Die Serie Betteri, schöner, jünger, stärker: Ich erwähnte ja schon „Schöner“ am Anfang des Rundgangs, das setzt sich oben fort mit „Stärker“, – brutalen, lädierten, gepiercten und tätowierten Kerlen und „Jünger“, – Buben mit fragenden, unbedarften Gesichtszügen und Frisuren. Und schließlich ihnen gegenüber die zwölfteilige „Zwillings-Serie“ mit dem Titel:„Wenn ich mal alt bin, möchte ich nicht so gern allein sein“ und jeweils für die Männer- und die Frauenpaare untertitelt mit: „Gretel und Hänsel“ und „Julia und Romeo“. Die 12 fotographischen Doppelporträts, zeigen immer ein und dieselbe Person mit kleinen Variationen und unterschiedlichen Ausdrucksmomenten.
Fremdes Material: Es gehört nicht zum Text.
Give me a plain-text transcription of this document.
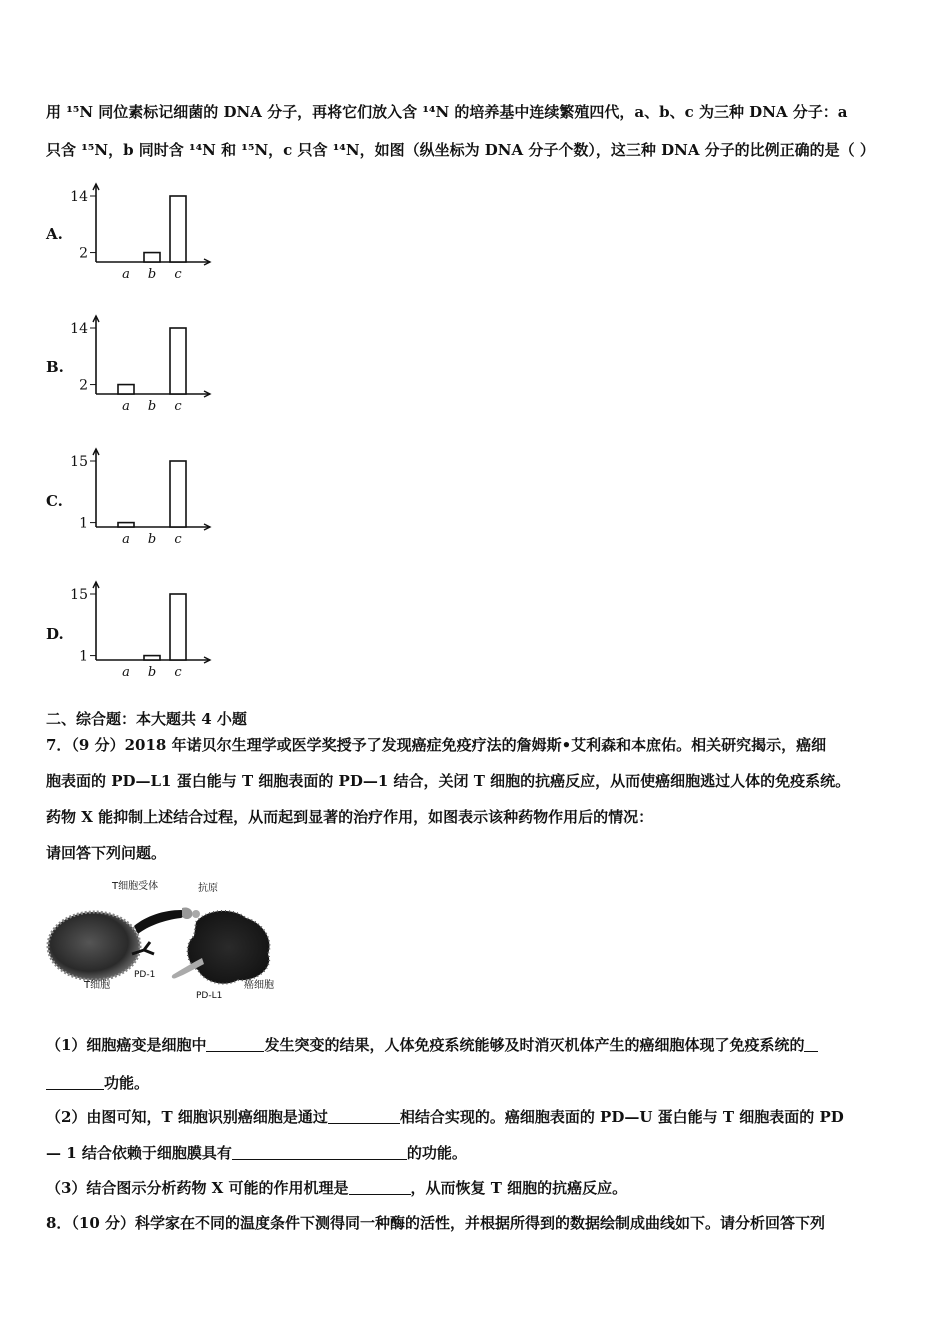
用 ¹⁵N 同位素标记细菌的 DNA 分子，再将它们放入含 ¹⁴N 的培养基中连续繁殖四代，a、b、c 为三种 DNA 分子：a
只含 ¹⁵N，b 同时含 ¹⁴N 和 ¹⁵N，c 只含 ¹⁴N，如图（纵坐标为 DNA 分子个数），这三种 DNA 分子的比例正确的是（ ）
A.
14
2
a b c
B.
14
2
a b c
C.
15
1
a b c
D.
15
1
a b c
二、综合题：本大题共 4 小题
7．（9 分）2018 年诺贝尔生理学或医学奖授予了发现癌症免疫疗法的詹姆斯•艾利森和本庶佑。相关研究揭示，癌细
胞表面的 PD—L1 蛋白能与 T 细胞表面的 PD—1 结合，关闭 T 细胞的抗癌反应，从而使癌细胞逃过人体的免疫系统。
药物 X 能抑制上述结合过程，从而起到显著的治疗作用，如图表示该种药物作用后的情况：
请回答下列问题。
T细胞受体	抗原
PD-1
T细胞	癌细胞
PD-L1
（1）细胞癌变是细胞中	发生突变的结果，人体免疫系统能够及时消灭机体产生的癌细胞体现了免疫系统的
功能。
（2）由图可知，T 细胞识别癌细胞是通过	相结合实现的。癌细胞表面的 PD—U 蛋白能与 T 细胞表面的 PD
— 1 结合依赖于细胞膜具有	的功能。
（3）结合图示分析药物 X 可能的作用机理是	，从而恢复 T 细胞的抗癌反应。
8．（10 分）科学家在不同的温度条件下测得同一种酶的活性，并根据所得到的数据绘制成曲线如下。请分析回答下列
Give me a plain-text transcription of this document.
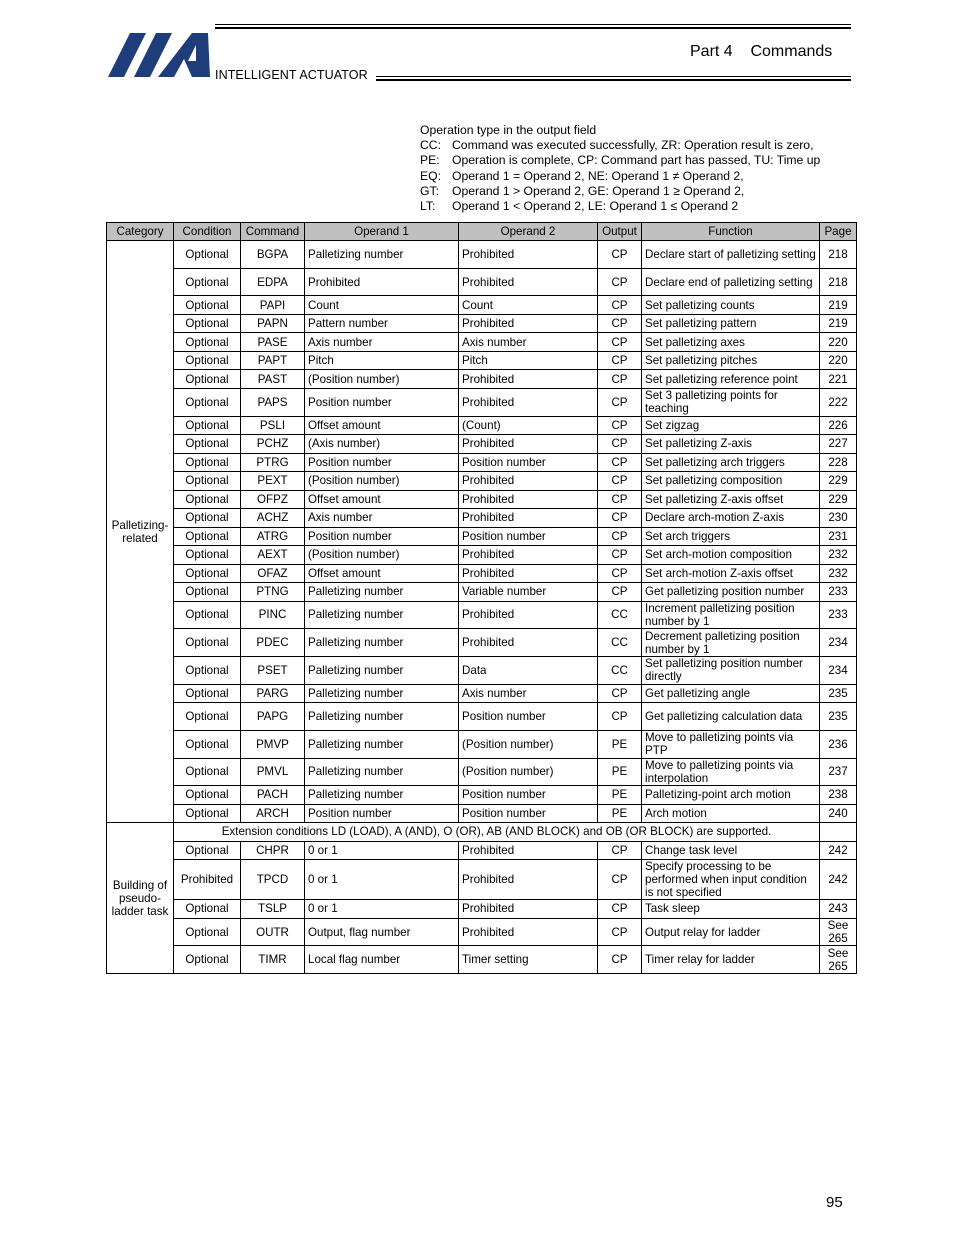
INTELLIGENT ACTUATOR
Part 4    Commands
Operation type in the output field
CC: Command was executed successfully, ZR: Operation result is zero,
PE:	Operation is complete, CP: Command part has passed, TU: Time up
EQ: Operand 1 = Operand 2, NE: Operand 1 ≠ Operand 2,
GT:	Operand 1 > Operand 2, GE: Operand 1 ≥ Operand 2,
LT:	Operand 1 < Operand 2, LE: Operand 1 ≤ Operand 2
Category	Condition	Command	Operand 1	Operand 2	Output	Function	Page
Palletizing-related	Optional	BGPA	Palletizing number	Prohibited	CP	Declare start of palletizing setting	218
	Optional	EDPA	Prohibited	Prohibited	CP	Declare end of palletizing setting	218
	Optional	PAPI	Count	Count	CP	Set palletizing counts	219
	Optional	PAPN	Pattern number	Prohibited	CP	Set palletizing pattern	219
	Optional	PASE	Axis number	Axis number	CP	Set palletizing axes	220
	Optional	PAPT	Pitch	Pitch	CP	Set palletizing pitches	220
	Optional	PAST	(Position number)	Prohibited	CP	Set palletizing reference point	221
	Optional	PAPS	Position number	Prohibited	CP	Set 3 palletizing points for teaching	222
	Optional	PSLI	Offset amount	(Count)	CP	Set zigzag	226
	Optional	PCHZ	(Axis number)	Prohibited	CP	Set palletizing Z-axis	227
	Optional	PTRG	Position number	Position number	CP	Set palletizing arch triggers	228
	Optional	PEXT	(Position number)	Prohibited	CP	Set palletizing composition	229
	Optional	OFPZ	Offset amount	Prohibited	CP	Set palletizing Z-axis offset	229
	Optional	ACHZ	Axis number	Prohibited	CP	Declare arch-motion Z-axis	230
	Optional	ATRG	Position number	Position number	CP	Set arch triggers	231
	Optional	AEXT	(Position number)	Prohibited	CP	Set arch-motion composition	232
	Optional	OFAZ	Offset amount	Prohibited	CP	Set arch-motion Z-axis offset	232
	Optional	PTNG	Palletizing number	Variable number	CP	Get palletizing position number	233
	Optional	PINC	Palletizing number	Prohibited	CC	Increment palletizing position number by 1	233
	Optional	PDEC	Palletizing number	Prohibited	CC	Decrement palletizing position number by 1	234
	Optional	PSET	Palletizing number	Data	CC	Set palletizing position number directly	234
	Optional	PARG	Palletizing number	Axis number	CP	Get palletizing angle	235
	Optional	PAPG	Palletizing number	Position number	CP	Get palletizing calculation data	235
	Optional	PMVP	Palletizing number	(Position number)	PE	Move to palletizing points via PTP	236
	Optional	PMVL	Palletizing number	(Position number)	PE	Move to palletizing points via interpolation	237
	Optional	PACH	Palletizing number	Position number	PE	Palletizing-point arch motion	238
	Optional	ARCH	Position number	Position number	PE	Arch motion	240
Building of pseudo-ladder task	Extension conditions LD (LOAD), A (AND), O (OR), AB (AND BLOCK) and OB (OR BLOCK) are supported.						
	Optional	CHPR	0 or 1	Prohibited	CP	Change task level	242
	Prohibited	TPCD	0 or 1	Prohibited	CP	Specify processing to be performed when input condition is not specified	242
	Optional	TSLP	0 or 1	Prohibited	CP	Task sleep	243
	Optional	OUTR	Output, flag number	Prohibited	CP	Output relay for ladder	See 265
	Optional	TIMR	Local flag number	Timer setting	CP	Timer relay for ladder	See 265
95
Mir erscheinen diese montierten Doppelporträts, als führte Gramm Innen- und Außensicht zusammen oder das, was wir sind und unsere Vorstellung davon, – Schein und Sein – und zugleich als Analogie dessen, was Fotografie vermag, die Fragwürdigkeit nämlich ihres Anspruchs auf Authentizität.
Kaum erkennbar aber dennoch Sampler sind die auch seine Landschaften. Die Katze im Bild „Ich trinke dasselbe wie meine Blumen“ ist aber diesmal kein Fake, erzählte mir Gramm. Sie war schon da und er hätte es nicht besser machen können.
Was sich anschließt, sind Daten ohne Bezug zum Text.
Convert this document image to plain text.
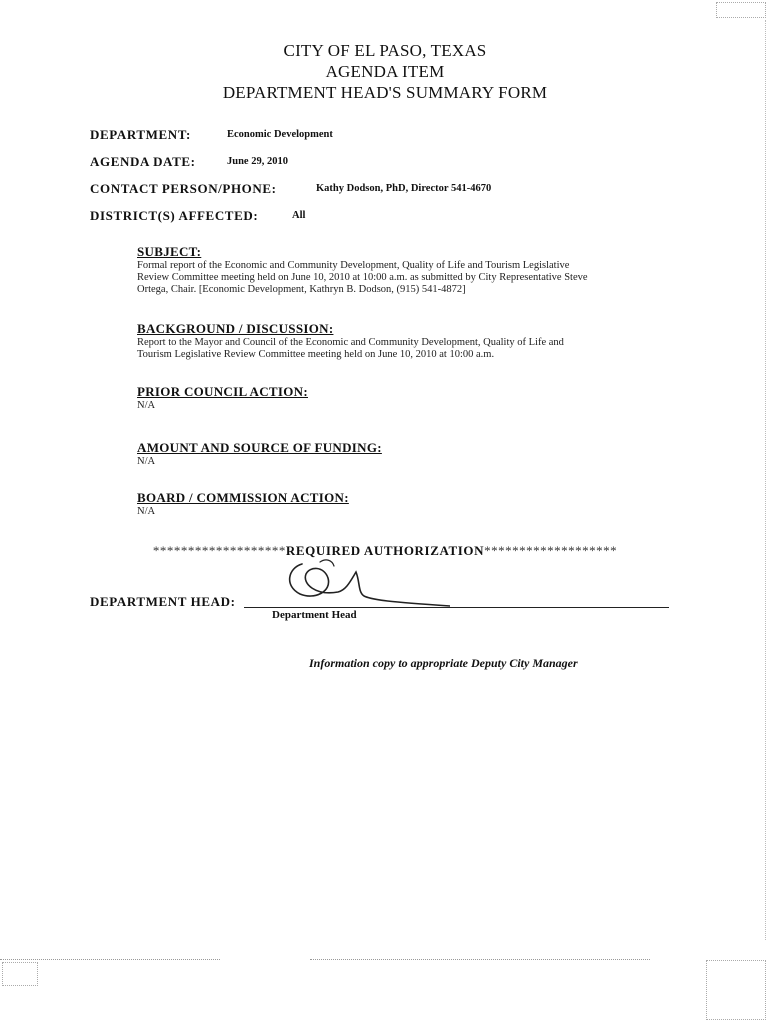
CITY OF EL PASO, TEXAS
AGENDA ITEM
DEPARTMENT HEAD'S SUMMARY FORM
DEPARTMENT:	Economic Development
AGENDA DATE:	June 29, 2010
CONTACT PERSON/PHONE:	Kathy Dodson, PhD, Director 541-4670
DISTRICT(S) AFFECTED:	All
SUBJECT:
Formal report of the Economic and Community Development, Quality of Life and Tourism Legislative
Review Committee meeting held on June 10, 2010 at 10:00 a.m. as submitted by City Representative Steve
Ortega, Chair. [Economic Development, Kathryn B. Dodson, (915) 541-4872]
BACKGROUND / DISCUSSION:
Report to the Mayor and Council of the Economic and Community Development, Quality of Life and
Tourism Legislative Review Committee meeting held on June 10, 2010 at 10:00 a.m.
PRIOR COUNCIL ACTION:
N/A
AMOUNT AND SOURCE OF FUNDING:
N/A
BOARD / COMMISSION ACTION:
N/A
*******************REQUIRED AUTHORIZATION*******************
DEPARTMENT HEAD:
Department Head
Information copy to appropriate Deputy City Manager
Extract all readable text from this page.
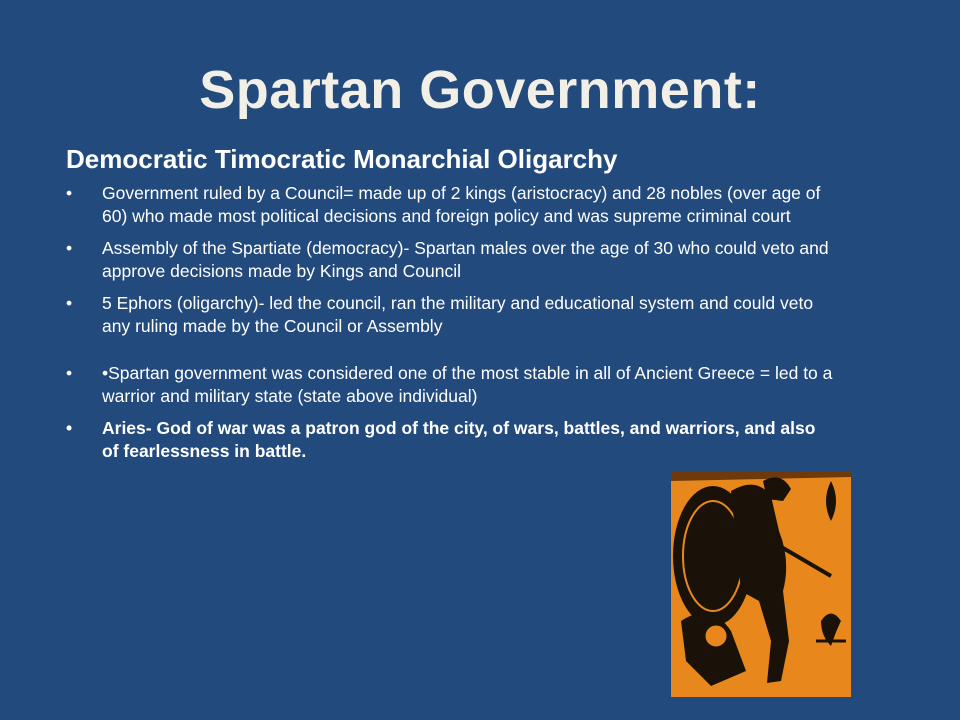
Spartan Government:
Democratic Timocratic Monarchial Oligarchy
•	Government ruled by a Council= made up of 2 kings (aristocracy) and 28 nobles (over age of 60) who made most political decisions and foreign policy and was supreme criminal court
•	Assembly of the Spartiate (democracy)- Spartan males over the age of 30 who could veto and approve decisions made by Kings and Council
•	5 Ephors (oligarchy)- led the council, ran the military and educational system and could veto any ruling made by the Council or Assembly
•	•Spartan government was considered one of the most stable in all of Ancient Greece = led to a warrior and military state (state above individual)
•	Aries- God of war was a patron god of the city, of wars, battles, and warriors, and also of fearlessness in battle.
Abschließend möchte ich gern noch etwas aus dem Mailverkehr zwischen Johannes Gramm und mir zitieren, das, wie ich finde den ganzen Gramm, seinen mitreißenden Humor und strenge Ernsthaftigkeit sehr deutlich macht. Er schreibt: „Als Bildner ist man in der Lage etwas sichtbar zu machen, es zu zeigen. Also ist für mich der einzige Grund ein Bild zu machen (trotz Titel und der Freude an verzwickten Geschichten) der Wunsch und die Neugierde wissen zu wollen, wie etwas aussieht: ich mit Brüsten und als ramponierter Held, als Pirat, vom Affen gebissen oder anderen Figuren, die ihrem Wunsch nach Freiheit oder Mut Ausdruck geben usw. das Ganze zeige ich dann anderen Leuten in Ausstellungen und Veranstaltungen und die machen dann damit was sie wollen.